La seconde utilité du poème dramatique se rencontre en la naïve peinture des vices et des vertus, qui ne manque jamais à faire son effet, quand elle est bien achevée, et que les traits en sont si reconnaissables qu’on ne les peut confondre l’un dans l’autre, ni prendre le vice pour vertu. Celle-ci se fait alors toujours aimer, quoique malheureuse ; et celui-là se fait toujours haïr, bien que triomphant. Les anciens se sont fort souvent contentés de cette peinture, sans se mettre en peine de faire récompenser les bonnes actions, et punir les mauvaises. Clytemnestre et son adultère tuent Agamemnon impunément ; Médée en fait autant de ses enfants, et Atrée de ceux de son frère Thyeste, qu’il lui fait manger. Il est vrai qu’à bien considérer ces actions qu’ils choisissaient pour la catastrophe de leurs tragédies, c’étaient des criminels qu’ils faisaient punir, mais par des crimes plus grands que les leurs. Thyeste avait abusé de la femme de son frère ; mais la vengeance qu’il en prend a quelque chose de plus affreux que ce premier crime. Jason était un perfide d’abandonner Médée, à qui il devait tout ; mais massacrer ses enfants à ses yeux est quelque chose de plus.
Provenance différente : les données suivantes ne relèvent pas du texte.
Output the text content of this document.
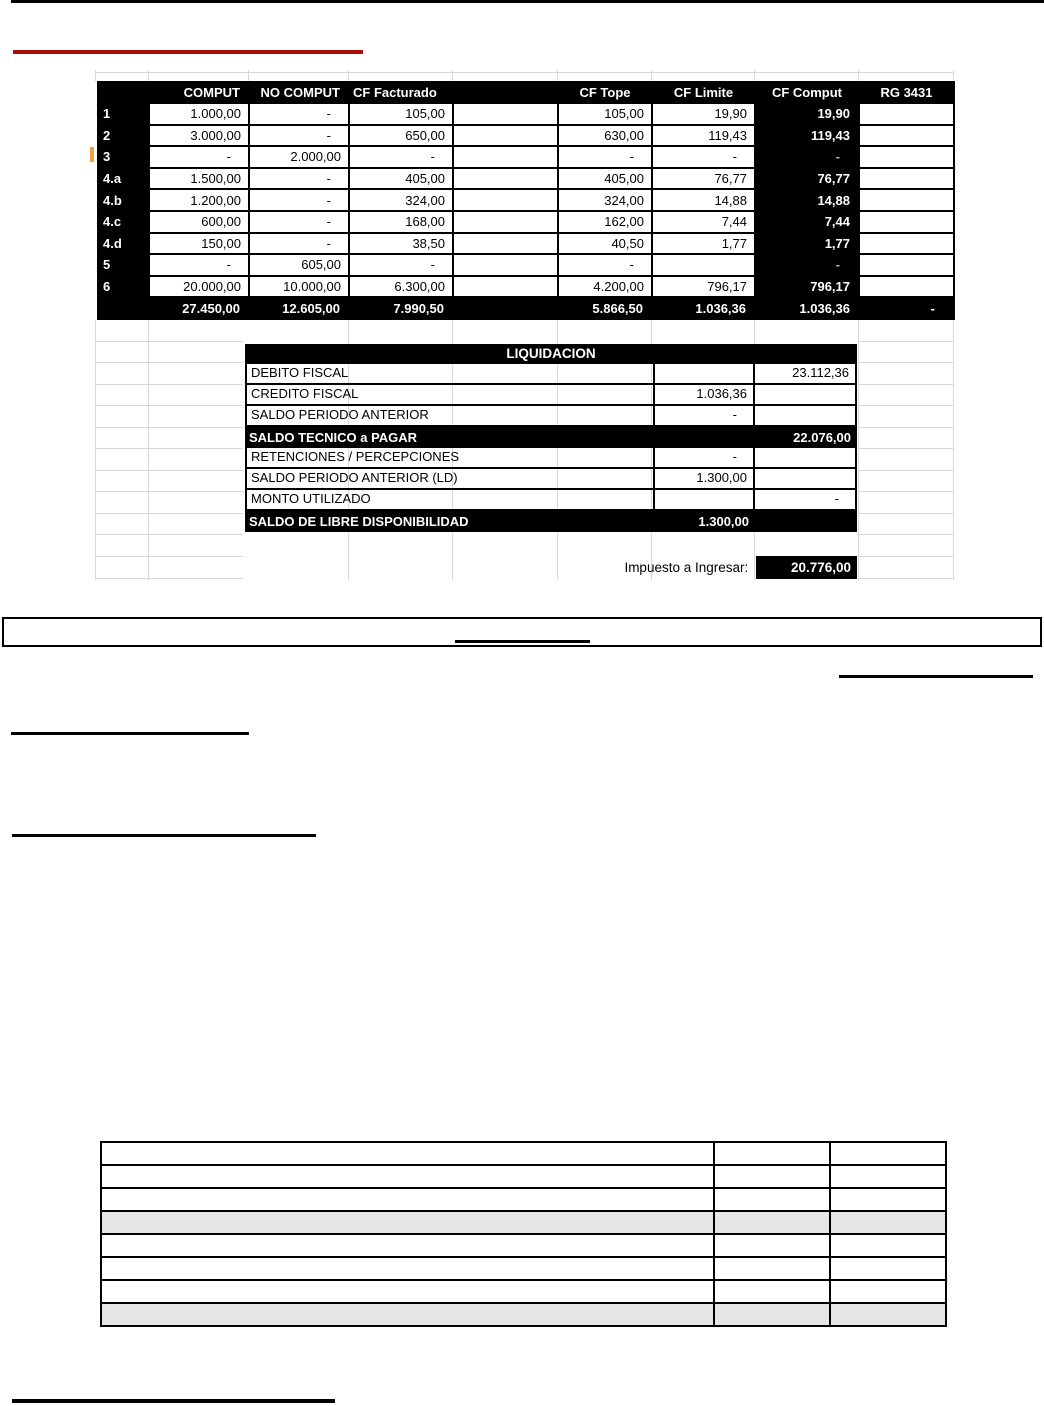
	COMPUT	NO COMPUT	CF Facturado		CF Tope	CF Limite	CF Comput	RG 3431
1	1.000,00	-	105,00		105,00	19,90	19,90	
2	3.000,00	-	650,00		630,00	119,43	119,43	
3	-	2.000,00	-		-	-	-	
4.a	1.500,00	-	405,00		405,00	76,77	76,77	
4.b	1.200,00	-	324,00		324,00	14,88	14,88	
4.c	600,00	-	168,00		162,00	7,44	7,44	
4.d	150,00	-	38,50		40,50	1,77	1,77	
5	-	605,00	-		-		-	
6	20.000,00	10.000,00	6.300,00		4.200,00	796,17	796,17	
	27.450,00	12.605,00	7.990,50		5.866,50	1.036,36	1.036,36	-
LIQUIDACION
DEBITO FISCAL	23.112,36
CREDITO FISCAL	1.036,36
SALDO PERIODO ANTERIOR	-
SALDO TECNICO a PAGAR	22.076,00
RETENCIONES / PERCEPCIONES	-
SALDO PERIODO ANTERIOR (LD)	1.300,00
MONTO UTILIZADO	-
SALDO DE LIBRE DISPONIBILIDAD	1.300,00
Impuesto a Ingresar:	20.776,00
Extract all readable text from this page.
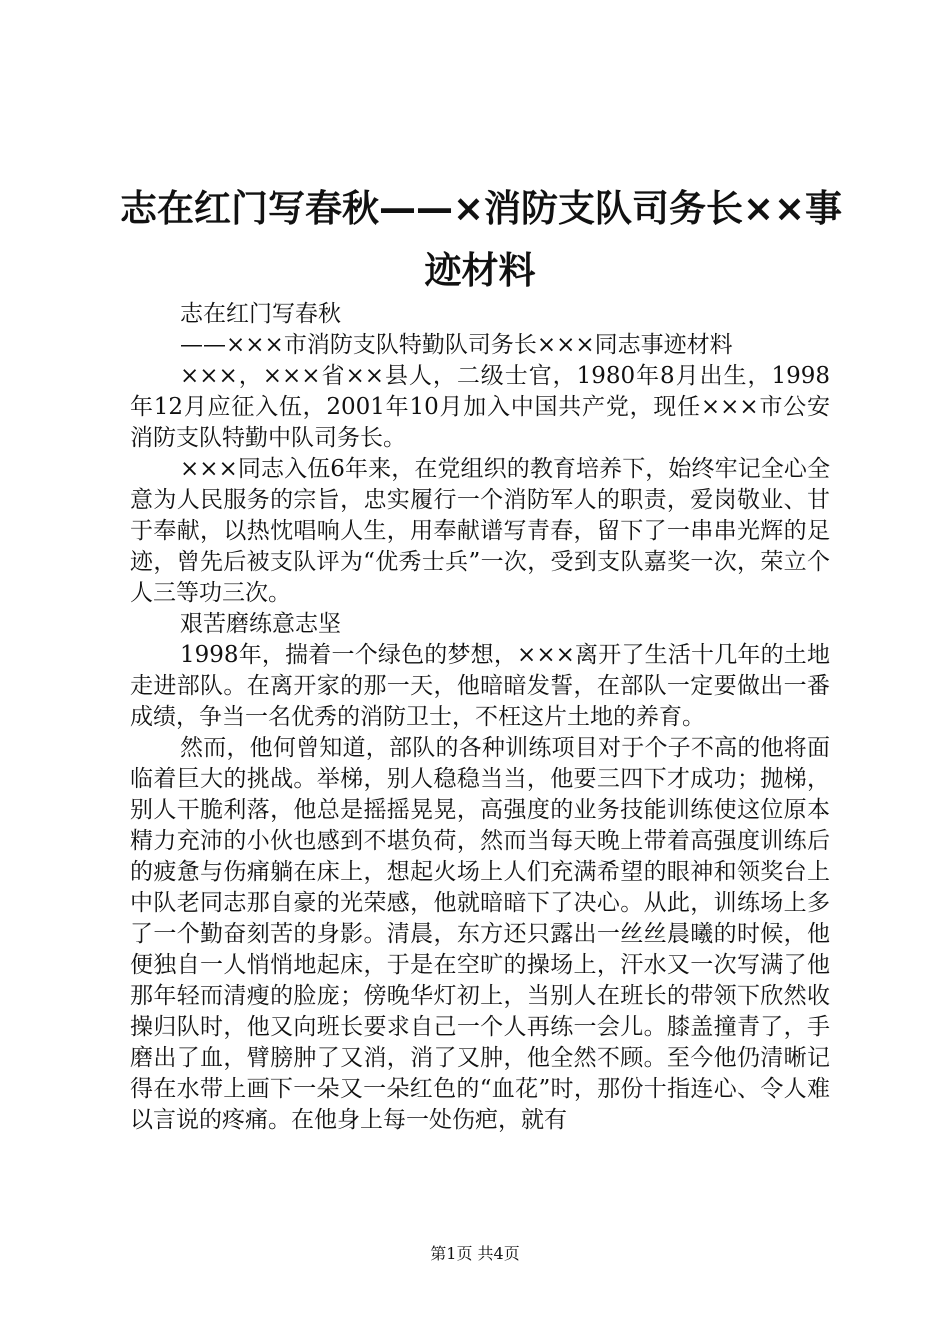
志在红门写春秋——×消防支队司务长××事
迹材料

志在红门写春秋

——×××市消防支队特勤队司务长×××同志事迹材料

×××，×××省××县人，二级士官，1980年8月出生，1998年12月应征入伍，2001年10月加入中国共产党，现任×××市公安消防支队特勤中队司务长。

×××同志入伍6年来，在党组织的教育培养下，始终牢记全心全意为人民服务的宗旨，忠实履行一个消防军人的职责，爱岗敬业、甘于奉献，以热忱唱响人生，用奉献谱写青春，留下了一串串光辉的足迹，曾先后被支队评为“优秀士兵”一次，受到支队嘉奖一次，荣立个人三等功三次。

艰苦磨练意志坚

1998年，揣着一个绿色的梦想，×××离开了生活十几年的土地走进部队。在离开家的那一天，他暗暗发誓，在部队一定要做出一番成绩，争当一名优秀的消防卫士，不枉这片土地的养育。

然而，他何曾知道，部队的各种训练项目对于个子不高的他将面临着巨大的挑战。举梯，别人稳稳当当，他要三四下才成功；抛梯，别人干脆利落，他总是摇摇晃晃，高强度的业务技能训练使这位原本精力充沛的小伙也感到不堪负荷，然而当每天晚上带着高强度训练后的疲惫与伤痛躺在床上，想起火场上人们充满希望的眼神和领奖台上中队老同志那自豪的光荣感，他就暗暗下了决心。从此，训练场上多了一个勤奋刻苦的身影。清晨，东方还只露出一丝丝晨曦的时候，他便独自一人悄悄地起床，于是在空旷的操场上，汗水又一次写满了他那年轻而清瘦的脸庞；傍晚华灯初上，当别人在班长的带领下欣然收操归队时，他又向班长要求自己一个人再练一会儿。膝盖撞青了，手磨出了血，臂膀肿了又消，消了又肿，他全然不顾。至今他仍清晰记得在水带上画下一朵又一朵红色的“血花”时，那份十指连心、令人难以言说的疼痛。在他身上每一处伤疤，就有

第1页 共4页
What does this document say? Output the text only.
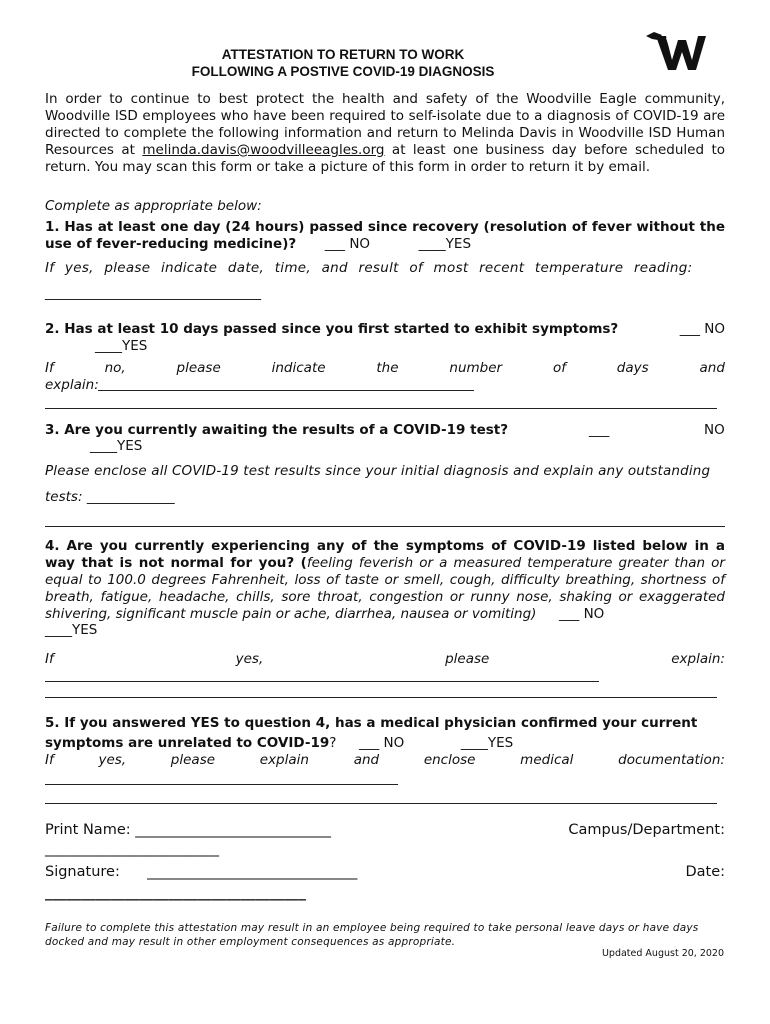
ATTESTATION TO RETURN TO WORK
FOLLOWING A POSTIVE COVID-19 DIAGNOSIS
In order to continue to best protect the health and safety of the Woodville Eagle community, Woodville ISD employees who have been required to self-isolate due to a diagnosis of COVID-19 are directed to complete the following information and return to Melinda Davis in Woodville ISD Human Resources at melinda.davis@woodvilleeagles.org at least one business day before scheduled to return. You may scan this form or take a picture of this form in order to return it by email.
Complete as appropriate below:
1. Has at least one day (24 hours) passed since recovery (resolution of fever without the use of fever-reducing medicine)? ___ NO	____YES
If yes, please indicate date, time, and result of most recent temperature reading:
________________________________
2. Has at least 10 days passed since you first started to exhibit symptoms?	___ NO
____YES
If	no,	please	indicate	the	number	of	days	and
explain:
3. Are you currently awaiting the results of a COVID-19 test?	___	NO
____YES
Please enclose all COVID-19 test results since your initial diagnosis and explain any outstanding
tests: _____________
4. Are you currently experiencing any of the symptoms of COVID-19 listed below in a way that is not normal for you? (feeling feverish or a measured temperature greater than or equal to 100.0 degrees Fahrenheit, loss of taste or smell, cough, difficulty breathing, shortness of breath, fatigue, headache, chills, sore throat, congestion or runny nose, shaking or exaggerated shivering, significant muscle pain or ache, diarrhea, nausea or vomiting) ___ NO
____YES
If	yes,	please	explain:
5. If you answered YES to question 4, has a medical physician confirmed your current symptoms are unrelated to COVID-19? ___ NO	____YES
If	yes,	please	explain	and	enclose	medical	documentation:
Print Name: ___________________________	Campus/Department:
________________________
Signature: _____________________________	Date:
____________________________________
Failure to complete this attestation may result in an employee being required to take personal leave days or have days docked and may result in other employment consequences as appropriate.
Updated August 20, 2020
Clytemnestre se plaignait des concubines qu’Agamemnon ramenait de Troie ; mais il n’avait point attenté sur sa vie, comme elle fait sur la sienne ; et ces maîtres de l’art ont trouvé le crime de son fils Oreste, qui la tue pour venger son père, encore plus grand que le sien, puisqu’ils lui ont donné des Furies vengeresses pour le tourmenter, et n’en ont point donné à sa mère, qu’ils font jouir paisiblement avec son Egisthe du royaume d’un mari qu’elle avait assassiné.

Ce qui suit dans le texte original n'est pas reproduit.